Grab a Vimto before heading towards the steel buffet table. For those who were recently ignorant (like me), Vimto is a British soda (also sold flat) flavored with rasberry, grape and blackcurrant. It's apparently extremely popular among Muslims during Ramadan (Check out this ridiculous commercial advertising Vimto in Arabic.)

Seriously, check out the video if you haven't yet.

OK, enough distractions. Onto the food.

There's a rotating cast of options, especially for filler. White rice is either sugared or unsugared (I never knew you could choose), but fill your plate with a layer of the toothsome and mildly spiced couscous if it's available.

Always get the "Sauce Claire." It's fantastic-- a thick tomato sauce with chunks of potatoes, carrots and a mix of fresh fish and guedge.

Kassava leaves and spinach both contain a beguiling combination of fish and beef.

I've been twice so far.

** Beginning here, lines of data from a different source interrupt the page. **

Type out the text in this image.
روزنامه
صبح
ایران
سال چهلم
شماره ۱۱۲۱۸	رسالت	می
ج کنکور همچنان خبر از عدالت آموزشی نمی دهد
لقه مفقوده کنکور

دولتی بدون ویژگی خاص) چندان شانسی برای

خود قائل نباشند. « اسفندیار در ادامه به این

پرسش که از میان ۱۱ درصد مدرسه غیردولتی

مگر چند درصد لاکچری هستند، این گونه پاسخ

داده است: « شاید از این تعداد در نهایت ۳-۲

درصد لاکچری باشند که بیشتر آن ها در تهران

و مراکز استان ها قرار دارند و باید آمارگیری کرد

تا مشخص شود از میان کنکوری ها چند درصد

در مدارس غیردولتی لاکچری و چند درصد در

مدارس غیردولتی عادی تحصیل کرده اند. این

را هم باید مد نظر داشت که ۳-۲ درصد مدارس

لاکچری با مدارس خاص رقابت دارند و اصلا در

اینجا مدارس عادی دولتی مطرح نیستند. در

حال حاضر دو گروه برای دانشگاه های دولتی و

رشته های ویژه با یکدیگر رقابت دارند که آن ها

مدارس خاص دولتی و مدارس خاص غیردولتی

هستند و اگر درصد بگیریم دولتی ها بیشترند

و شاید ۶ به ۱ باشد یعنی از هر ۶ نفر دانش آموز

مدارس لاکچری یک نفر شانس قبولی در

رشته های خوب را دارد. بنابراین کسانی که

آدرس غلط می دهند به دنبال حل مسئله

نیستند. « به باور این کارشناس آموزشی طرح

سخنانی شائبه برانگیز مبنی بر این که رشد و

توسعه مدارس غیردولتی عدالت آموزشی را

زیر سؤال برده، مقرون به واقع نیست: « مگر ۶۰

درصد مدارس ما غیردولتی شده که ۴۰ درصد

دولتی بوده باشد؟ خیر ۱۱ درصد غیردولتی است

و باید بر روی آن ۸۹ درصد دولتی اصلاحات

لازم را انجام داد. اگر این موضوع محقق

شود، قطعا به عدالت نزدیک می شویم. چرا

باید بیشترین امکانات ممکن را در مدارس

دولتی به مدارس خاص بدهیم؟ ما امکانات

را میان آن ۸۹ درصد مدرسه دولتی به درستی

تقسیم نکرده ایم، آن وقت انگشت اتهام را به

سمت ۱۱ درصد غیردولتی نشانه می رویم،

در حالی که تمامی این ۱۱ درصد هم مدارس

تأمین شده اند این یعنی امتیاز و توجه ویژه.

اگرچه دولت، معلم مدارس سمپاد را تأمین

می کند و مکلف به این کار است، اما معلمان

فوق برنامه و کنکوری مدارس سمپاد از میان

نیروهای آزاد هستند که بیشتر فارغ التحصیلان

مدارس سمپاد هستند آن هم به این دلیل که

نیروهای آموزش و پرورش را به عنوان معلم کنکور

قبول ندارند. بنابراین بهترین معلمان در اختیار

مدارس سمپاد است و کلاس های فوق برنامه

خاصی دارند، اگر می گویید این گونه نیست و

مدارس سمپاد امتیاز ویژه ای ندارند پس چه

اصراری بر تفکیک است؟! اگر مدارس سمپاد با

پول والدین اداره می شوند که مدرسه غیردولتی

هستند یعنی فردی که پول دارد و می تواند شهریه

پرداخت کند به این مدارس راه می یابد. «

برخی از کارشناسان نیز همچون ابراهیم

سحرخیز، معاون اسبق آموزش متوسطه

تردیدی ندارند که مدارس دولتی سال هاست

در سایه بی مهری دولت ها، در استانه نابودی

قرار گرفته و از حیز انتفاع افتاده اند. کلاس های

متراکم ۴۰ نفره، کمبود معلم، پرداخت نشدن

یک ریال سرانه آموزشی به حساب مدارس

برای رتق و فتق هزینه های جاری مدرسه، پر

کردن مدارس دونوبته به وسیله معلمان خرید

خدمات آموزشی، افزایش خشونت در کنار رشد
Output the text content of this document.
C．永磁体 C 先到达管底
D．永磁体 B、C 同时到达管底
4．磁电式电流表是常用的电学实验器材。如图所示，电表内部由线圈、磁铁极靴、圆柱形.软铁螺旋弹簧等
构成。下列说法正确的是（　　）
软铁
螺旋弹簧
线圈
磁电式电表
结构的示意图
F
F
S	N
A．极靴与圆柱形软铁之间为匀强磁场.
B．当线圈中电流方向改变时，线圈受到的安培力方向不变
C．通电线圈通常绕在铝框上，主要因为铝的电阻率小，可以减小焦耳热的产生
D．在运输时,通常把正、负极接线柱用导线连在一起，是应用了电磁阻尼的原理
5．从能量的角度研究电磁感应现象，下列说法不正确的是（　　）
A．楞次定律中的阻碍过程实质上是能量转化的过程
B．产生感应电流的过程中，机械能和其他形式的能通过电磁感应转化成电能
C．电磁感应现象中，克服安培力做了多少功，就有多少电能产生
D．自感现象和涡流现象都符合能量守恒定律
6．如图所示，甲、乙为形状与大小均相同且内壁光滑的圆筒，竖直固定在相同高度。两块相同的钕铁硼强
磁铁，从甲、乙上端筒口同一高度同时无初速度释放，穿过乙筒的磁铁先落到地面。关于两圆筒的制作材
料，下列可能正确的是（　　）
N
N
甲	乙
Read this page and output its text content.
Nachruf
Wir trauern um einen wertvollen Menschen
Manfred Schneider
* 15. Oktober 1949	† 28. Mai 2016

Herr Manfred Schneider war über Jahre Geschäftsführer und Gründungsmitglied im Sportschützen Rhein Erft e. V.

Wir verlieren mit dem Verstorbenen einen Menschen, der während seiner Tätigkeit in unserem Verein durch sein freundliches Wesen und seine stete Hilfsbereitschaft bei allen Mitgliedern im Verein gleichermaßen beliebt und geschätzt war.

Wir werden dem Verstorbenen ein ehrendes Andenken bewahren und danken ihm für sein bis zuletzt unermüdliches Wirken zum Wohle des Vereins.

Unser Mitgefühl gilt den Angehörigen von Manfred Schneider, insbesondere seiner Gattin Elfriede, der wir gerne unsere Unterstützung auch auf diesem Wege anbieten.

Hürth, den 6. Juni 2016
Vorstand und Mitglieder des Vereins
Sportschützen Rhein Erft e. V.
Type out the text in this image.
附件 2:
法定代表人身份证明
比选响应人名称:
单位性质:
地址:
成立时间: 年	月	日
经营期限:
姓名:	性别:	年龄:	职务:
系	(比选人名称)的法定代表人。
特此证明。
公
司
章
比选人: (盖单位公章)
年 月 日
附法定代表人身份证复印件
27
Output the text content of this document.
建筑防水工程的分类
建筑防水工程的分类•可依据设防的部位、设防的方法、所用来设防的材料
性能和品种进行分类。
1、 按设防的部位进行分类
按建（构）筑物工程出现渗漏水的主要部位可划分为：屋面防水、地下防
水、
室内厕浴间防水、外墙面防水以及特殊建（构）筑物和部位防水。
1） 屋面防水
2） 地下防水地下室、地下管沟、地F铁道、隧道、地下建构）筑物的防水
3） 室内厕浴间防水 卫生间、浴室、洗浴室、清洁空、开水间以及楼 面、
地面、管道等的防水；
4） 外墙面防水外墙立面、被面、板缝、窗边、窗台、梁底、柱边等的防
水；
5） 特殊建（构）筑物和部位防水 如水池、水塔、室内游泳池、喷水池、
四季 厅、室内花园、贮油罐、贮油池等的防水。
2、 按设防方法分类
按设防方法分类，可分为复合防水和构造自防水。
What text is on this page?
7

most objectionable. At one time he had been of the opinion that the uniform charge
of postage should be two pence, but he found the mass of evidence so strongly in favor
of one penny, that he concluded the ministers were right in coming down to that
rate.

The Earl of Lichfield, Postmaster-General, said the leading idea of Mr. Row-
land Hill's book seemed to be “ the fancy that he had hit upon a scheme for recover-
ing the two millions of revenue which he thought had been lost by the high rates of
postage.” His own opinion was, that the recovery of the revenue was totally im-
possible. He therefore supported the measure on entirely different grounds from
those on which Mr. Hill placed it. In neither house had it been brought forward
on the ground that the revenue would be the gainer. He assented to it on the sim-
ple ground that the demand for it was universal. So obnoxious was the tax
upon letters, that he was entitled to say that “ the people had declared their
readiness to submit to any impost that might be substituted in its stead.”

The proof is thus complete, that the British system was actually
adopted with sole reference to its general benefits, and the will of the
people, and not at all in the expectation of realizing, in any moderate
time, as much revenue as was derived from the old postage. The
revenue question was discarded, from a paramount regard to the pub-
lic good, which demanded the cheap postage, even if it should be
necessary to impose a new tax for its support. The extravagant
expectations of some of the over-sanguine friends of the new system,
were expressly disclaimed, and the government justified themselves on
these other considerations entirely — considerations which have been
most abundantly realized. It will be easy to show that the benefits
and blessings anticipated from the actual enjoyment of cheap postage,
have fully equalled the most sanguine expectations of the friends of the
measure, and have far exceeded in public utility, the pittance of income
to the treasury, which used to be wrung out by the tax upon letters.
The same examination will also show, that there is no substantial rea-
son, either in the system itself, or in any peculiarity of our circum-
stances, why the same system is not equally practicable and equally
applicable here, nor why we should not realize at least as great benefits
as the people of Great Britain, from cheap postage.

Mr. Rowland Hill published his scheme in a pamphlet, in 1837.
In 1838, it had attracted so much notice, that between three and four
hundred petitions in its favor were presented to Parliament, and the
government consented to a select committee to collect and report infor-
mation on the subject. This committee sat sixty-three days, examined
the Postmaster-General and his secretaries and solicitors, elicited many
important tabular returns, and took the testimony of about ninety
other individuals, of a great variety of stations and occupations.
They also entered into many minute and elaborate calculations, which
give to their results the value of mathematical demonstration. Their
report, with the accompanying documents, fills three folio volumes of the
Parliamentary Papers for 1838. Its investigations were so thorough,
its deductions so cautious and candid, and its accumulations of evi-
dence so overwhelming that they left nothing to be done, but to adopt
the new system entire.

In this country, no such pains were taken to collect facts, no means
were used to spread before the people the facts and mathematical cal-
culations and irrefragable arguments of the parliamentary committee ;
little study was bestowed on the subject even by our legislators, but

My first plate included the Sauce Claire, and most everything else. If they've got it, grab a few chunks of the excellent charcoal grilled chicken. I also got mafe-- a peanut stew-- but I'm not much of a fan.

My second plate was slightly less monstrous.

Despite my lack of knowledge of Senegalese cuisine, I will make one suggestion: Get the hot sauce. It's great. They'll warn you about the heat, but you'll gain the cooks' everlasting respect if you can handle it, and it sharpens the flavor of each dish (especially in the Sauce Claire). I'm ashamed admit that I stopped at the bodega next door for a mouth-cooling chocolate milk after my last lunch. Instead, next time I'll try the sweet thiakry, which is basically a couscous pudding.

According to the owners, business hasn't been great, but they're open late (and two stores town from Anthony Mackie's soon to be opened NoBar). So if you find yourself in the area, do your best to avoid the scores of Caribbean restaurants (and David's Brisket House) and come support them.

Aicha Restaurant
602 Nostrand Avenue
Brooklyn, NY 11216
Aicha Restaurant on Urbanspoon


  1. The sauce claire was outstanding -- especially with a splash of that hot sauce! I think it bears mentioning that most of the dishes have a serious proportion of palm oil. I like it one plate at a time, but I could see diners feeling overwhelmed by the combination of palm oil and guedge in many of those dishes.

  2. You're right. Moderation is key, especially with all that palm oil.